According to Raftery, a BIC of 10 = a Bayes factor of 150. According to Nagin, a BIC of 5 = a Bayes factor of 150 (e of 5 = 150).
This correspondance between a BIC of -2 logL + r log n and Raftery tables are also supported in McLachlan & Peel (2000) book on pages 209-211.
Jon Elhai posted on Monday, April 28, 2008 - 6:04 pm
To Alexandre Morin: This clarification on BIC is helpful. Your post the other day got me thinking about this; I'm sure many of us on the listserv feel less confused now.
Rob Dvorak posted on Saturday, July 03, 2010 - 12:54 am
Just to clarify (since it's been two years since anyone posted here). Mplus uses Schwartz BIC (the same as Raftery), meaning that the Tables from Raftery can be directly applied to Mplus BIC differences... correct? Therefore, M1 with a BIC of 130 would be rejected for M2 with a BIC of 120 (i.e., a Bayes factor of ~150:1), allowing for a very strong posterior probablity that M2 is the preferred model.

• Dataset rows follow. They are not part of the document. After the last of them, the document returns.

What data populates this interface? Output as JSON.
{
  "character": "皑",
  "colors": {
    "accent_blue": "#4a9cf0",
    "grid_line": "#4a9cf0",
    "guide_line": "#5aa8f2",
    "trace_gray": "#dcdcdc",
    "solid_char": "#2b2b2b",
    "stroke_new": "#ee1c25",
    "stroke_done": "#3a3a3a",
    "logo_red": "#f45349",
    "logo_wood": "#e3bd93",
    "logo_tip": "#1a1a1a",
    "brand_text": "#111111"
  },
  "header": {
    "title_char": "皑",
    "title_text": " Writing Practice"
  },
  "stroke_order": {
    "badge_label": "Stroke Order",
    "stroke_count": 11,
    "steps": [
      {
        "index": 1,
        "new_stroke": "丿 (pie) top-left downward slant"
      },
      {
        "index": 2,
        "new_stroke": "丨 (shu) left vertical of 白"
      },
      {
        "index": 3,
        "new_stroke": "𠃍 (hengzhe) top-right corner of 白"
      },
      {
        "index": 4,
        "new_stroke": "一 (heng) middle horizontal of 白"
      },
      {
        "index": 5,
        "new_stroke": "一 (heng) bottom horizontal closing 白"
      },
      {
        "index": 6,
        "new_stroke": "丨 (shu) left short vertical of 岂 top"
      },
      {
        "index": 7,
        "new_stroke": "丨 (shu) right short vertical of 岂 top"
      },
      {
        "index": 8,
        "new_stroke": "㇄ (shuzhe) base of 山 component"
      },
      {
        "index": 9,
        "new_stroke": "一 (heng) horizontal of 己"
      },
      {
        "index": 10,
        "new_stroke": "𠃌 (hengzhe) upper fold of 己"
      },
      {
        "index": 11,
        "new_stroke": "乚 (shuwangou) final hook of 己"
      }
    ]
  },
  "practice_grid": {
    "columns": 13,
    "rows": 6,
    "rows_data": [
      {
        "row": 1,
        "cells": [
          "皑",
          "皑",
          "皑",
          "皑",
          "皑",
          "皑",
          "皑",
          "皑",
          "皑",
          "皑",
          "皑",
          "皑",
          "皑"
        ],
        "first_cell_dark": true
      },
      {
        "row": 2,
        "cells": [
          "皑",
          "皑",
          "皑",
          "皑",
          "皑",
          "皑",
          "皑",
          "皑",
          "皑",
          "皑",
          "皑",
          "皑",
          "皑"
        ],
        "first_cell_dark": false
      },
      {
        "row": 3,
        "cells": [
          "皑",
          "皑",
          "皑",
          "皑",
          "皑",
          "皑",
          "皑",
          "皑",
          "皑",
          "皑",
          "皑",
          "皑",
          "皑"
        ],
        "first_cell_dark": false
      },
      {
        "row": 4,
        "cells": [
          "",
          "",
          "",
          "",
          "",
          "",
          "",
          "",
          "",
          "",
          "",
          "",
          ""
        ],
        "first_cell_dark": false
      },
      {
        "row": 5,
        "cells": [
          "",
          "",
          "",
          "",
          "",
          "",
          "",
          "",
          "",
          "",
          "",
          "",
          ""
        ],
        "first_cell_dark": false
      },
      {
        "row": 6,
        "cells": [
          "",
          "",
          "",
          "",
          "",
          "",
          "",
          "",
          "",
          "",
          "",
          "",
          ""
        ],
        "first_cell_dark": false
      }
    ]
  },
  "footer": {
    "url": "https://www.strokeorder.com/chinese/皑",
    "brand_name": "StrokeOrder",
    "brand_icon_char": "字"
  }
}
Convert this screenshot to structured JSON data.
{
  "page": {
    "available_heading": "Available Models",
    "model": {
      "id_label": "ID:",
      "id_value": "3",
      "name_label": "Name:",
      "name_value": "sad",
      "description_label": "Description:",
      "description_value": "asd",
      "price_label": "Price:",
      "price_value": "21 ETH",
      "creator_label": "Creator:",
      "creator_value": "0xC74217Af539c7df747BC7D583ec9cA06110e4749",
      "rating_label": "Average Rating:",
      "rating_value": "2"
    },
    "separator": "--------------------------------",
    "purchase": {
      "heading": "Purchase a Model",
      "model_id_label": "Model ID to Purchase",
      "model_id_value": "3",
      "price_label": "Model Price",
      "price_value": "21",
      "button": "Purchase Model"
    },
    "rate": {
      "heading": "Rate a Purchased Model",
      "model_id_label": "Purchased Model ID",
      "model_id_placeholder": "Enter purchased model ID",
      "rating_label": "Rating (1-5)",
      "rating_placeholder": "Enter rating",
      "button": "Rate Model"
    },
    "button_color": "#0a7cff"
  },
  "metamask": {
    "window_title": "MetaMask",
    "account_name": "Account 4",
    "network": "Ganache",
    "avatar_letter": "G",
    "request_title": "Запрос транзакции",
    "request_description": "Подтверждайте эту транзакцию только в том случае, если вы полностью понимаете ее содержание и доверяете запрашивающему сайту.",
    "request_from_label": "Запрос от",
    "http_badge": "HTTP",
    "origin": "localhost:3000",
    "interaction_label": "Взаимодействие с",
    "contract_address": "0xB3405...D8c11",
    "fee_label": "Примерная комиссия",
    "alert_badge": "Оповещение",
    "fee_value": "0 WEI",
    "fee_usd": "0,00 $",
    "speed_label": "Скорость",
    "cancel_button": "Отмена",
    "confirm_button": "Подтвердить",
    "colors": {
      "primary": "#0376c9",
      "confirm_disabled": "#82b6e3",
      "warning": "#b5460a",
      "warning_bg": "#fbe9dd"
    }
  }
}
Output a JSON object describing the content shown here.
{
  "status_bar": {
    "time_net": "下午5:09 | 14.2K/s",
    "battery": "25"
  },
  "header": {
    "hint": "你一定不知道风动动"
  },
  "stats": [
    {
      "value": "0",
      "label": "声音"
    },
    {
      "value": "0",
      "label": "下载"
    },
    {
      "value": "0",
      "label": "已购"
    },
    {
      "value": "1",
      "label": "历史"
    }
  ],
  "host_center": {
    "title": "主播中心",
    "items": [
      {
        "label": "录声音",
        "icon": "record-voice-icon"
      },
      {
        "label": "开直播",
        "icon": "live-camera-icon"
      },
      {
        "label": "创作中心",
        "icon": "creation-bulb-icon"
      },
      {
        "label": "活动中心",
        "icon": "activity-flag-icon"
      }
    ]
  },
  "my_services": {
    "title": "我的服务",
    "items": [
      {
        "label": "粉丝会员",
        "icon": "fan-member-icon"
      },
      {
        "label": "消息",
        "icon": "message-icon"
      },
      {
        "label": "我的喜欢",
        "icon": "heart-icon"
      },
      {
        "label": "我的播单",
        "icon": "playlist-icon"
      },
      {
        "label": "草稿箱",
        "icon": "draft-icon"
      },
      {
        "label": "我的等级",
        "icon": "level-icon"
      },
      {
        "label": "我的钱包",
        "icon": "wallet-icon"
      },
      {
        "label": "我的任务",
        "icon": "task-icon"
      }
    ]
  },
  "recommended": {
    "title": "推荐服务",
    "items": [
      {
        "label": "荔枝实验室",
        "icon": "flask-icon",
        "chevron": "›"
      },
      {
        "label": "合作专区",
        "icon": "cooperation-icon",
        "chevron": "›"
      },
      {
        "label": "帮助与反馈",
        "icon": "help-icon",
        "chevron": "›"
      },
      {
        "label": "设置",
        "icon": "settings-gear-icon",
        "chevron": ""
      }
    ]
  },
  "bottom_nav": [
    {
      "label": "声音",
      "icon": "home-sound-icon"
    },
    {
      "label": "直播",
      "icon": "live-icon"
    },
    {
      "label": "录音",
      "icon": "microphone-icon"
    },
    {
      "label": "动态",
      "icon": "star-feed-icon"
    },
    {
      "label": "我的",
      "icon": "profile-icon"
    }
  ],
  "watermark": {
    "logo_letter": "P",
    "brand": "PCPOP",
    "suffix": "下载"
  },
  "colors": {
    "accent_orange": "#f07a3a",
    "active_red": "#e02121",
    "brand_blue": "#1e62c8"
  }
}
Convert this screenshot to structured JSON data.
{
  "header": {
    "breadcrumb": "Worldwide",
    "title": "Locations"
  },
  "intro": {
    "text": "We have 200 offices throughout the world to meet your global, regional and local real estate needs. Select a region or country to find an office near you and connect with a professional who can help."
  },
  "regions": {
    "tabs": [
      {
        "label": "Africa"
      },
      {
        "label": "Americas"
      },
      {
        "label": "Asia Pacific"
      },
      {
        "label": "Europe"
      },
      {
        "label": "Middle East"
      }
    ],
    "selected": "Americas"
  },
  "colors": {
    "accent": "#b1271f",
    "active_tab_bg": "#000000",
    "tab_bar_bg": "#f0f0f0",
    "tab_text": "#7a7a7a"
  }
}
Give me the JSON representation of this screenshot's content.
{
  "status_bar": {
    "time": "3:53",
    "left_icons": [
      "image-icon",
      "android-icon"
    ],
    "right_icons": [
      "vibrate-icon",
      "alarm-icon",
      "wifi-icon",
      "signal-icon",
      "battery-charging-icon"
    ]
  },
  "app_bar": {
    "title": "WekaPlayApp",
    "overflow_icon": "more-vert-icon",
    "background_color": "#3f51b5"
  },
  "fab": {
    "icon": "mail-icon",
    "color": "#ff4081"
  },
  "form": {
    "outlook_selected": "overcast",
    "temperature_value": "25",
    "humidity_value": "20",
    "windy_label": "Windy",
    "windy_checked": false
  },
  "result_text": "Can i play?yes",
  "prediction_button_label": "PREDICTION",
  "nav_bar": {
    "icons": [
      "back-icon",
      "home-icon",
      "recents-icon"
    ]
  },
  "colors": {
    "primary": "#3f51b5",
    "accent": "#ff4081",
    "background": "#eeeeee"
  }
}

Here are some BIC citations of interest from Bengt:
Wasserman (2000) in J of Math Psych gives a formula (27) which implies that a BIC-related difference between two models is logBij where B is the Bayes factor for choosing between model i and j. Wasserman's (27) says that logBij is approximately what Mplus calls minus 1/2 BIC. This means that 2log Bij is in the Mplus BIC scale apart from the ignorable sign difference.
Kass and Raftery (1995) in J of the Am Stat Assoc gives rules of evidence on page 777 for 2log_e Bij which say that >10 is very strong evidence in favor of the model with largest value.
So, to conclude, this says that an Mplus BIC difference > 10 is strong evidence against the model with the highest Mplus BIC value (I hope I got that right).
Raftery has a Soc Meth chapter:
Raftery, A. E. (1995). Bayesian Model Selection in Social Research. Sociological Methodology, 25, 111-163.